Potential new 10-year highs in Phoenix beginning on the 13th with a projected high of 78, one degree above the previous 10-year record of 77, and 11 degrees above average. Highs are forecasted to stay elevated through the 17th.
Las Vegas’ daily lows should stay well above normal from today through the 20th, and peak on the 18th at 46, eight degrees above normal. Things could take a sharp turn downward thereafter however, as a projected low of 30 is looming on the horizon for the 26th and 27th, both 10 degrees below normal.
While Denver’s minimum daily temps are still relatively cool, they are forecasting above normal through the 18th, reaching as high as 12 degrees above normal on the 16th and 17th. Temps may cool off by the end of the month, but it’s far enough out to not bank on it.
Mid-C demand has fallen just over 1,900 MW in the daily average week-on-week, and 1,930 MW in peak loads. Day-on-day demand remained basically unchanged however as loads dropped just 30 MW from Monday.
NP-15 shows the opposite story as average daily demand increased 150 MW week-on-week, and decreased 220 MW day-on-day.
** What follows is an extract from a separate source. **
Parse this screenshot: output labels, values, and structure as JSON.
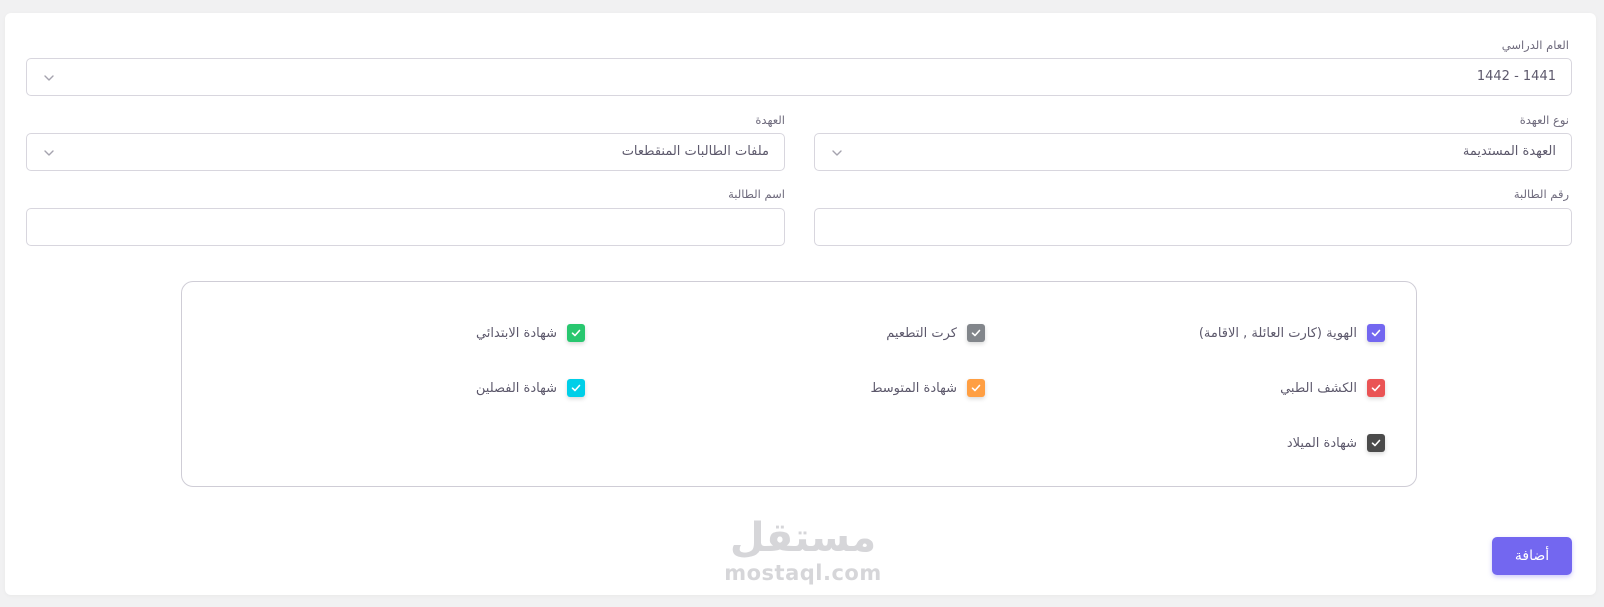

Peak demand also fell yesterday, falling more than 230 MW.
Essentially unchanged day-on-day demand in SP where average daily loads increased 5 MW. Loads increased a little more than 550 MW week-on-week however, largely thanks to a jump off-peak hour loads.
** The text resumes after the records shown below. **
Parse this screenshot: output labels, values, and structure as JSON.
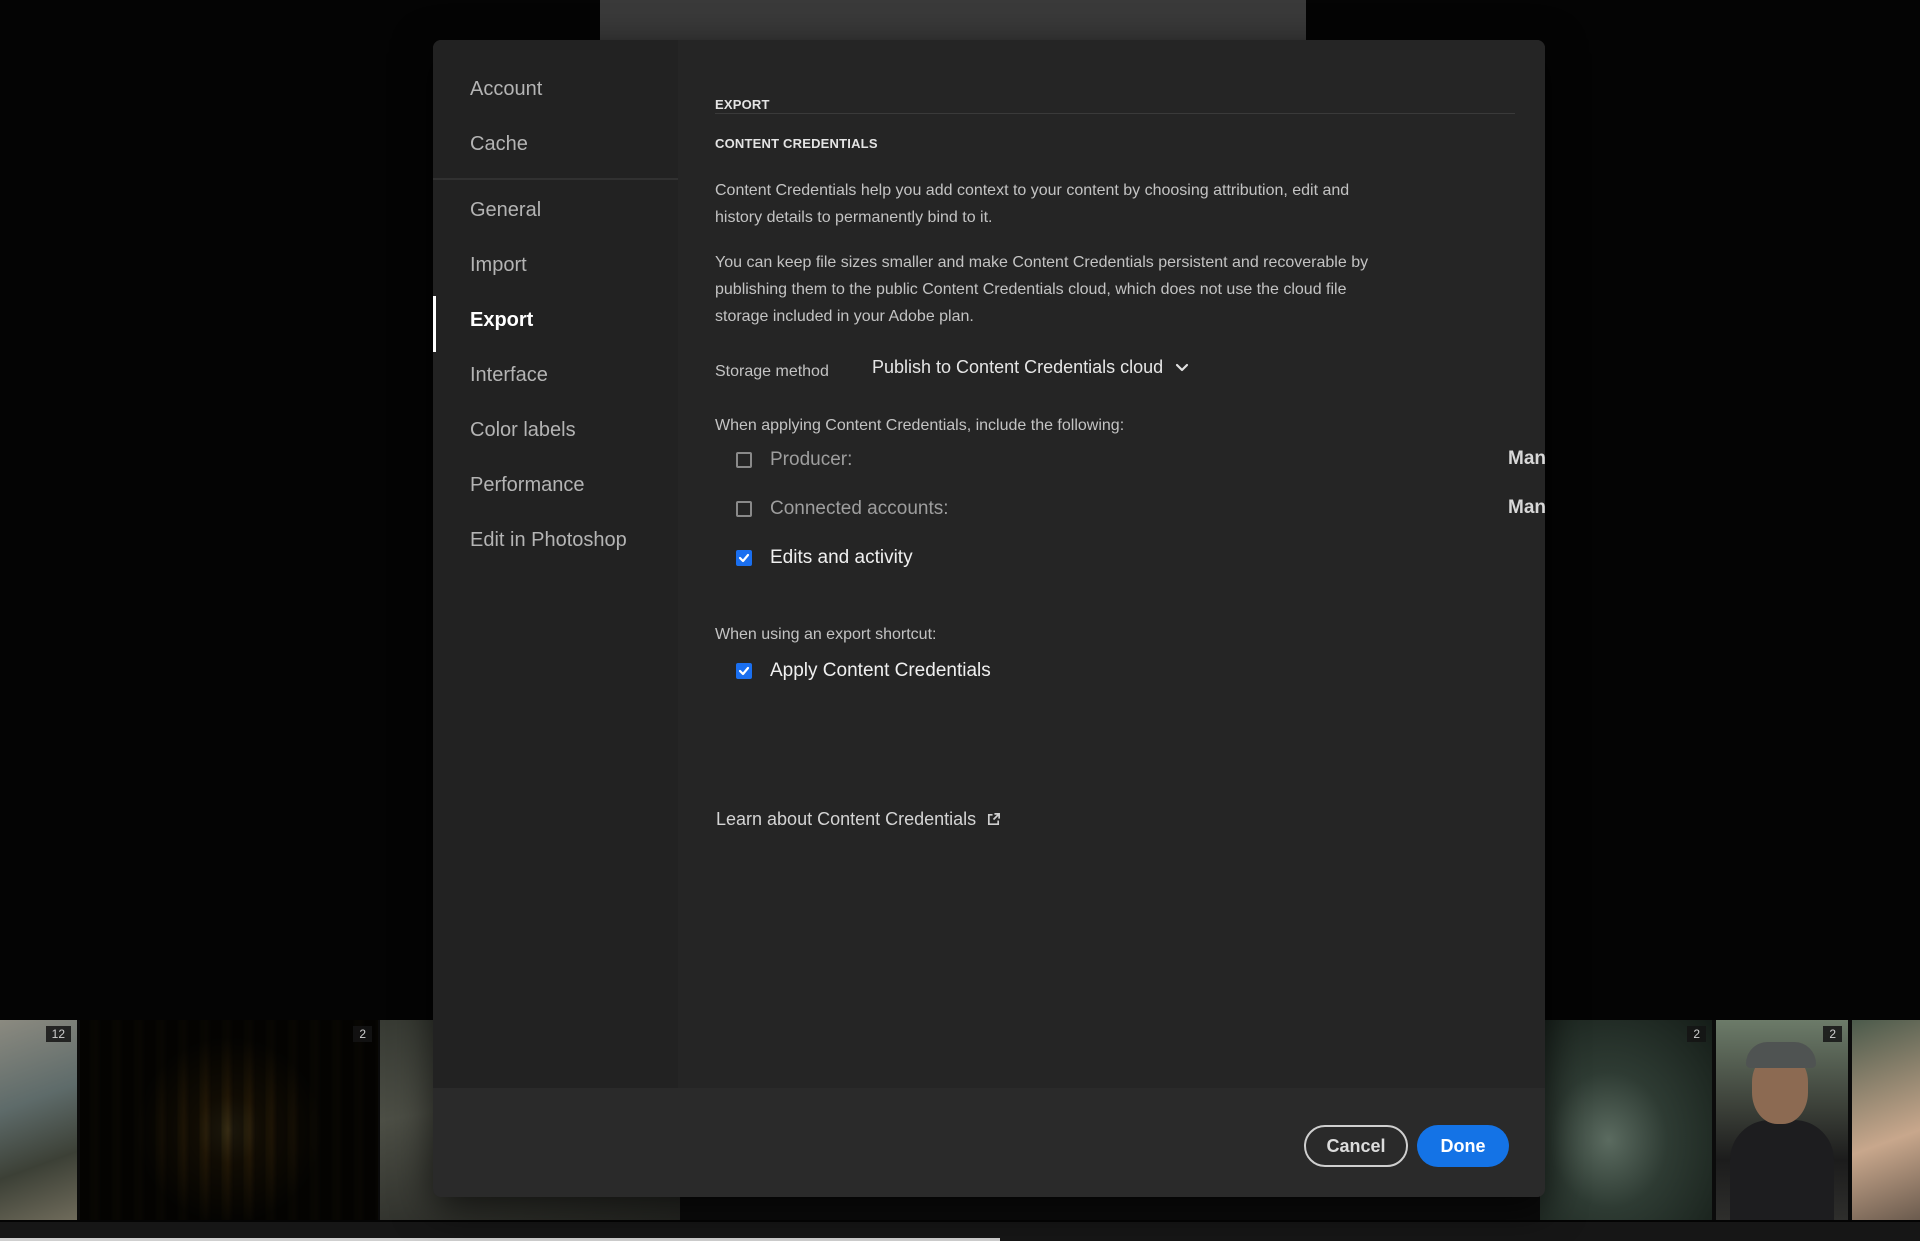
{
  "sidebar": {
    "items": [
      {
        "label": "Account"
      },
      {
        "label": "Cache"
      },
      {
        "label": "General"
      },
      {
        "label": "Import"
      },
      {
        "label": "Export"
      },
      {
        "label": "Interface"
      },
      {
        "label": "Color labels"
      },
      {
        "label": "Performance"
      },
      {
        "label": "Edit in Photoshop"
      }
    ],
    "active": "Export"
  },
  "content": {
    "section_title": "EXPORT",
    "subsection_title": "CONTENT CREDENTIALS",
    "paragraph1": "Content Credentials help you add context to your content by choosing attribution, edit and history details to permanently bind to it.",
    "paragraph2": "You can keep file sizes smaller and make Content Credentials persistent and recoverable by publishing them to the public Content Credentials cloud, which does not use the cloud file storage included in your Adobe plan.",
    "storage_label": "Storage method",
    "storage_value": "Publish to Content Credentials cloud",
    "include_label": "When applying Content Credentials, include the following:",
    "options": [
      {
        "label": "Producer:",
        "checked": false,
        "manage": "Manage"
      },
      {
        "label": "Connected accounts:",
        "checked": false,
        "manage": "Manage"
      },
      {
        "label": "Edits and activity",
        "checked": true
      }
    ],
    "shortcut_label": "When using an export shortcut:",
    "shortcut_option": {
      "label": "Apply Content Credentials",
      "checked": true
    },
    "learn_link": "Learn about Content Credentials"
  },
  "footer": {
    "cancel_label": "Cancel",
    "done_label": "Done"
  },
  "filmstrip": {
    "badges": [
      "12",
      "2",
      "2",
      "2"
    ]
  },
  "colors": {
    "accent": "#1473e6",
    "dialog_bg": "#252525",
    "sidebar_bg": "#222222"
  }
}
Large increases on the front end where as much as 220 aMW were added above yesterday’s forecast. Both STP and the 10-Day call for a sharp drop beginning on the 12th.
While there isn’t heavy low-level snow in the Northwest, there is enough to cover most of Washington, Idaho, and Montana. We’ll update this map and watch how the daily lows make their impact on that show cover.
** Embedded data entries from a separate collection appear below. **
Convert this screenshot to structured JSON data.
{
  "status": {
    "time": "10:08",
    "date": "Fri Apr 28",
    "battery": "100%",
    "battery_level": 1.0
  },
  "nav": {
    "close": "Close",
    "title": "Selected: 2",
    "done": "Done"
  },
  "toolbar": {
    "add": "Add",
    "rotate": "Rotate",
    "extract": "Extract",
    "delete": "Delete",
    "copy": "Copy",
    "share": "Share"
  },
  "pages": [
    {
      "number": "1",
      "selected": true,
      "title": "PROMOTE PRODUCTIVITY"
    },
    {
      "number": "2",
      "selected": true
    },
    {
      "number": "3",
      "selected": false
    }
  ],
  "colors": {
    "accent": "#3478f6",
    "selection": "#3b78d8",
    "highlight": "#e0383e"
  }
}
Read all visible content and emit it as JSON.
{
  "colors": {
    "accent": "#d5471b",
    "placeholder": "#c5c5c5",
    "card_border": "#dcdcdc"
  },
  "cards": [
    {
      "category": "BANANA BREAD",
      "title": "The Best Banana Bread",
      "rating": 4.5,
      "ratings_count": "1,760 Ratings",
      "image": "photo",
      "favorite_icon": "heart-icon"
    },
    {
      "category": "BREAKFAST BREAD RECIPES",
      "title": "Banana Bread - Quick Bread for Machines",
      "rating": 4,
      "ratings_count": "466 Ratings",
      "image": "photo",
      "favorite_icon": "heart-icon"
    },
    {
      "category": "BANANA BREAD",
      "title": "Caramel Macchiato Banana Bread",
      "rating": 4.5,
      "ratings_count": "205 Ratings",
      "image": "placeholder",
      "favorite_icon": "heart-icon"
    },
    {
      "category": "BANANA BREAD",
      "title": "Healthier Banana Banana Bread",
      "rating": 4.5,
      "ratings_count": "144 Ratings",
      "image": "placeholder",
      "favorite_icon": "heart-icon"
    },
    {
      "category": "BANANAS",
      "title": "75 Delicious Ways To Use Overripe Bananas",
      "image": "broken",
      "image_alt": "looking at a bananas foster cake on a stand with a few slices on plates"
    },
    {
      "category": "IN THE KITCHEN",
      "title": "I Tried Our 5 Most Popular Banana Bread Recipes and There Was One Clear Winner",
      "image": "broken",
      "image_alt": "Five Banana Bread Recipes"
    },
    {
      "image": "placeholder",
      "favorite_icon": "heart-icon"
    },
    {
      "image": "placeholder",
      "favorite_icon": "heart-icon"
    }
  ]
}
Mid-C has a mixed bag of above and below normal snow depth though many of the Oregon basins show the largest decreases from mean. Oregon West and Oregon Central report 3.3″ and 4.2″ below average, while The Dalles is 33% from normal. The larger basins like Pend Oreille and Clark Fork remain above normal for now, but with an extended warm up on the horizon, that may change.
As stated above, Oregon West fall significantly short of average, though remains above ’12, ’14, and ’15.
After falling to a near four-month low on the 3rd, gas outages have steadily climbed up, reaching 5,192 MW yesterday, a 1,100 increase since the low mark. Hydro stayed flat over the same amount of time, while Solar jumped more than 200%, leading to a total of 453 MW.
Peak flow reached 4,192 yesterday afternoon, the second highest hour of the week, and 160 MW higher than yesterday’s peak. Average daily flow decreased 140 MW day-on-day however, in part thanks to a sudden drop in flow at the 11 AM hour.
Flow has averaged nearly a neutral position for three of the last four days, with yesterday finishing at -14 MW. Peak flow hit 630 MW in yesterday’s early morning hours before falling the opposite direction a few hours later at -843 MW.